A picture of the murderer looms on the screen. I move close to the screen like I want to grab him and strangle him. I remind myself he is already dead. I crash to the floor as I scream the pain.
Am I crying over the death of the murderer?
Am I?
I should be throwing a party
But there’s no room for a party
My anger still looms in the emptiness of my soul even after the one I seek revenge for dies.
I have stabbed him in a thousand times in my heart for what he did.
But my enemy dies and it didn’t bring back Papa.
My enemy dies and I can’t even rejoice.
What brings Joy to a soul even after the enemy has ravaged unlawfully what is not for him to have?
I thought revenge would make me happy
It only made me remember how long ago happiness left my door
A long time ago
Questions for pondering and discussion
ü How would you define Cassie, The main character in the story?
ü Cassie Reynolds is a type A emotional woman some would say; but is she? What traits from the story point her to be the hard hearted woman she is?
ü Cassie moves from Boston to Seattle after she lost her father, the only family she had known (at least according to the scope of the story) in the world known September 11 plane crash. Does this give her a reason to put her life on standstill?

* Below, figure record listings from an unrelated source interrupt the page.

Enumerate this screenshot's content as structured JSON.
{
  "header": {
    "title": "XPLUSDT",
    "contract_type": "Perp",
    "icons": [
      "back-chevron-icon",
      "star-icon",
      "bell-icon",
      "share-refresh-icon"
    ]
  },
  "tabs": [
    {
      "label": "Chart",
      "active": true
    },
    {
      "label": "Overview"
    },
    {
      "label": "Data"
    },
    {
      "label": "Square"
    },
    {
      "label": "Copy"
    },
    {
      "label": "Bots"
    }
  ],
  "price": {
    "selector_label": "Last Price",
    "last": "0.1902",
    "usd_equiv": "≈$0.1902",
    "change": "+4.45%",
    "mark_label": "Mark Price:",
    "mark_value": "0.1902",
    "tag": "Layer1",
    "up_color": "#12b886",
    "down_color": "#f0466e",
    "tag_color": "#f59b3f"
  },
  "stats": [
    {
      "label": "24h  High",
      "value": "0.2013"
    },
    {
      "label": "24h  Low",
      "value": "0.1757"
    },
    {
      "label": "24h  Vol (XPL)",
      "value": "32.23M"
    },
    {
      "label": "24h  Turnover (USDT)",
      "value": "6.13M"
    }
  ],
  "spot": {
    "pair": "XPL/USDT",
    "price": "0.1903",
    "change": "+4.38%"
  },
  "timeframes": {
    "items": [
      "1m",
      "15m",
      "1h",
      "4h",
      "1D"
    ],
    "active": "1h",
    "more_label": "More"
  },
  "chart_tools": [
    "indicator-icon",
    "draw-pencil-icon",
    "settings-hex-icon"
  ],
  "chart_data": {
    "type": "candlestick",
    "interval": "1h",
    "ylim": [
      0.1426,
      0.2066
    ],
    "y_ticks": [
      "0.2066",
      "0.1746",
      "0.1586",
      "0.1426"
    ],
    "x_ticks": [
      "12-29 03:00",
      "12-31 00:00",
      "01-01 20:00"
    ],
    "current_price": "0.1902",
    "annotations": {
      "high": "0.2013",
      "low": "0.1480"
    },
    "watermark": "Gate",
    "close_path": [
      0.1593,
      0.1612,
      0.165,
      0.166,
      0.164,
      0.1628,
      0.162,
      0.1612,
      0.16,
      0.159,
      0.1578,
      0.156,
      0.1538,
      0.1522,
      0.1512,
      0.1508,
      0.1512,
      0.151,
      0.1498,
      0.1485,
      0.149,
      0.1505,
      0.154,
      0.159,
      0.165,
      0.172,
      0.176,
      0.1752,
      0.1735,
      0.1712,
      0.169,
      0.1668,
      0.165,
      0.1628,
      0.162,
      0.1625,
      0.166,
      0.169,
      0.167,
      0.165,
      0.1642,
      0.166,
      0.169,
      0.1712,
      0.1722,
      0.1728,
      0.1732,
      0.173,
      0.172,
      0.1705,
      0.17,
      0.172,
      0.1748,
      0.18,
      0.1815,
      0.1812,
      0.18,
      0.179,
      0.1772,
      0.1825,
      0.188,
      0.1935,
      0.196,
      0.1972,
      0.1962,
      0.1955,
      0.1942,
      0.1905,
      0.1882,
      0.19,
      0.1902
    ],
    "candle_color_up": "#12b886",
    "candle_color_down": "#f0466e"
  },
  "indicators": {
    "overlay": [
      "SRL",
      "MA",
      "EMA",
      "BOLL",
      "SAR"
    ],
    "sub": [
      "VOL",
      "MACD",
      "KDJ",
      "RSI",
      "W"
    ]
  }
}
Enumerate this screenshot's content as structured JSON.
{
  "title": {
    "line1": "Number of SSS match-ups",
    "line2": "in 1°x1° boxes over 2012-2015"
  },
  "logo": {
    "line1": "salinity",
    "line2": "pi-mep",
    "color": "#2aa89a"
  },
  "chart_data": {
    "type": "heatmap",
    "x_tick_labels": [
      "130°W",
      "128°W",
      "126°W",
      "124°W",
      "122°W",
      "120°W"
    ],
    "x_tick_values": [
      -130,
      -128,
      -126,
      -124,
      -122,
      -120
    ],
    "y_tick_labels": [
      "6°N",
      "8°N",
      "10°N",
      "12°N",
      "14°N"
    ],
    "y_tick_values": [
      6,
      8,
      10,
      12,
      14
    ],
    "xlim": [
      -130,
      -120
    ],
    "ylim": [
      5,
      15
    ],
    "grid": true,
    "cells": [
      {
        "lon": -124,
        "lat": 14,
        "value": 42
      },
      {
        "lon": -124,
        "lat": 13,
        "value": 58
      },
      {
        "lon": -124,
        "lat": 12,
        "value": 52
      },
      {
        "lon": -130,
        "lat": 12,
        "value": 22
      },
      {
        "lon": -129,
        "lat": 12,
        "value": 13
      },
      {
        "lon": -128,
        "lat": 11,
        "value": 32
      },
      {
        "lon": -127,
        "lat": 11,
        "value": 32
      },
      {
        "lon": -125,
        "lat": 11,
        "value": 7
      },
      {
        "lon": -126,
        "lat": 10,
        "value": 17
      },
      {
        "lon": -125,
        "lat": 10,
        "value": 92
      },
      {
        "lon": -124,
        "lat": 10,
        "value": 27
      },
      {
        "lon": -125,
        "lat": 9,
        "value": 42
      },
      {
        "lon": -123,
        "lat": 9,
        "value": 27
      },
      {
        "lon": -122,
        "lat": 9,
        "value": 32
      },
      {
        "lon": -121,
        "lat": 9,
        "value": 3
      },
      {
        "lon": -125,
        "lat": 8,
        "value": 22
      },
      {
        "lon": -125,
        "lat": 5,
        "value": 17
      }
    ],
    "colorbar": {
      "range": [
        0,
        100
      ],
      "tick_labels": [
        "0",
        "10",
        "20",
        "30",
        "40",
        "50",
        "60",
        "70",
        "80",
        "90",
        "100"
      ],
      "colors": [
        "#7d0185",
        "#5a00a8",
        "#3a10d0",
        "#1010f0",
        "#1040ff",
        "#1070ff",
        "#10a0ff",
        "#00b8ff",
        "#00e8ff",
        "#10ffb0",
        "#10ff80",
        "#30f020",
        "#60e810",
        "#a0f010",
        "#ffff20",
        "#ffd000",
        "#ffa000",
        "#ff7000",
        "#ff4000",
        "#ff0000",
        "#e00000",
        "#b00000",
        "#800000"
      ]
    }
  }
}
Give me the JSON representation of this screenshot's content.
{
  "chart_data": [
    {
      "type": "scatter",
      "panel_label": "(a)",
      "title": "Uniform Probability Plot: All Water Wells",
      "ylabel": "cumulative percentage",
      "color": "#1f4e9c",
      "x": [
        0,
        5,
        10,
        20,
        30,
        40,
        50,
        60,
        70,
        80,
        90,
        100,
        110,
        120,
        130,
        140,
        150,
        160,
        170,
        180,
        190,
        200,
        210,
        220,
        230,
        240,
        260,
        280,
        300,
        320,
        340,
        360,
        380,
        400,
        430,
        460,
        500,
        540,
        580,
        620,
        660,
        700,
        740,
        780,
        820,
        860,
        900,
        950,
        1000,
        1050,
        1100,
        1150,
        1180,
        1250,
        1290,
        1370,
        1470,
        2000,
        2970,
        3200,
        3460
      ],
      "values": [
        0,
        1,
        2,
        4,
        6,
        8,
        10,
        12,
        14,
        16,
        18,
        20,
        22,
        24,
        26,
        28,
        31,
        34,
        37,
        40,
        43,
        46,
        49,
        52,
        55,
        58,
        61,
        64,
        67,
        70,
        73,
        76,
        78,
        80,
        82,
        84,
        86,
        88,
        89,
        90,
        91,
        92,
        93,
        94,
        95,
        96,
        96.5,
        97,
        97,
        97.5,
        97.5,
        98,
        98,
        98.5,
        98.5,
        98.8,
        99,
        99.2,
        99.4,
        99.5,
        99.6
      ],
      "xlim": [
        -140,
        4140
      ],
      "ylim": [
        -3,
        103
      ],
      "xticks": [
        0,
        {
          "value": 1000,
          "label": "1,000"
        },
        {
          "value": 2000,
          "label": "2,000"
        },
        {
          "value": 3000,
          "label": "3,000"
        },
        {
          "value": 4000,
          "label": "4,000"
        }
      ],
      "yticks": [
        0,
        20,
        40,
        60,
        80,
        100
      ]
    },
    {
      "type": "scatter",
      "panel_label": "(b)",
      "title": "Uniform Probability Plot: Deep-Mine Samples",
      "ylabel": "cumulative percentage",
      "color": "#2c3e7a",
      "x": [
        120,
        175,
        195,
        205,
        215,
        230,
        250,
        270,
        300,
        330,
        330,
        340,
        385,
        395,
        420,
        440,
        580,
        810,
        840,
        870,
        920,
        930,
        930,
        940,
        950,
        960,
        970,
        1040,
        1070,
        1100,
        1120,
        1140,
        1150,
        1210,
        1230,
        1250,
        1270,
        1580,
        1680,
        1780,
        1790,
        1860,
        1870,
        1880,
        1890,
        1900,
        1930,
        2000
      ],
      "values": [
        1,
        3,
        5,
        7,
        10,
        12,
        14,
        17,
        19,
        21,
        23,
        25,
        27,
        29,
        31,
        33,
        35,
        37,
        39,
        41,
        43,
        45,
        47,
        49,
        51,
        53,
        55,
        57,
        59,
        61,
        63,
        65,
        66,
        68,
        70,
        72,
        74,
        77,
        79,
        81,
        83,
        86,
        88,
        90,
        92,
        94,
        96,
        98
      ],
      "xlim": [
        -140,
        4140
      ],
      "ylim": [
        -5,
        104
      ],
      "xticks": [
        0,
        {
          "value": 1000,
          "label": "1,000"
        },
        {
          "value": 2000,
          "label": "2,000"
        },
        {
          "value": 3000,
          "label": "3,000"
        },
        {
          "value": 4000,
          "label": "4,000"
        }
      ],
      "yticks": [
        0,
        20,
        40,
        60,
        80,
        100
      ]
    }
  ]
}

ü Cassie sees a popular musician singing a bluesy love song on the TV screen. How does her reaction to the scene display the cynicism that has cleaved to her in the aftermath of her father’s death?
ü Referring to her fiancée Ferdinand, Cassie muses ‘You can’t share in a pain you know nothing about’. Do you believe this is true?
ü Cassie muses at the beginning of the story “I’m Cassie . . . . . Cassie Reynolds and no one is taking away that name from me. Not even the latter part.” What’s your view on women who choose to retain their maiden name even after marriage?
ü Cassie muses after she hears about Osama Bin Laden’s death on the TV “I have stabbed him a thousand times in my heart for what he did”. What ways do you think the September 11 event forever changed the lives of those who lost loved ones in it?
ü A thing line theme on revenge runs through the short story. What effects has holding to a grudge brought your way in the past?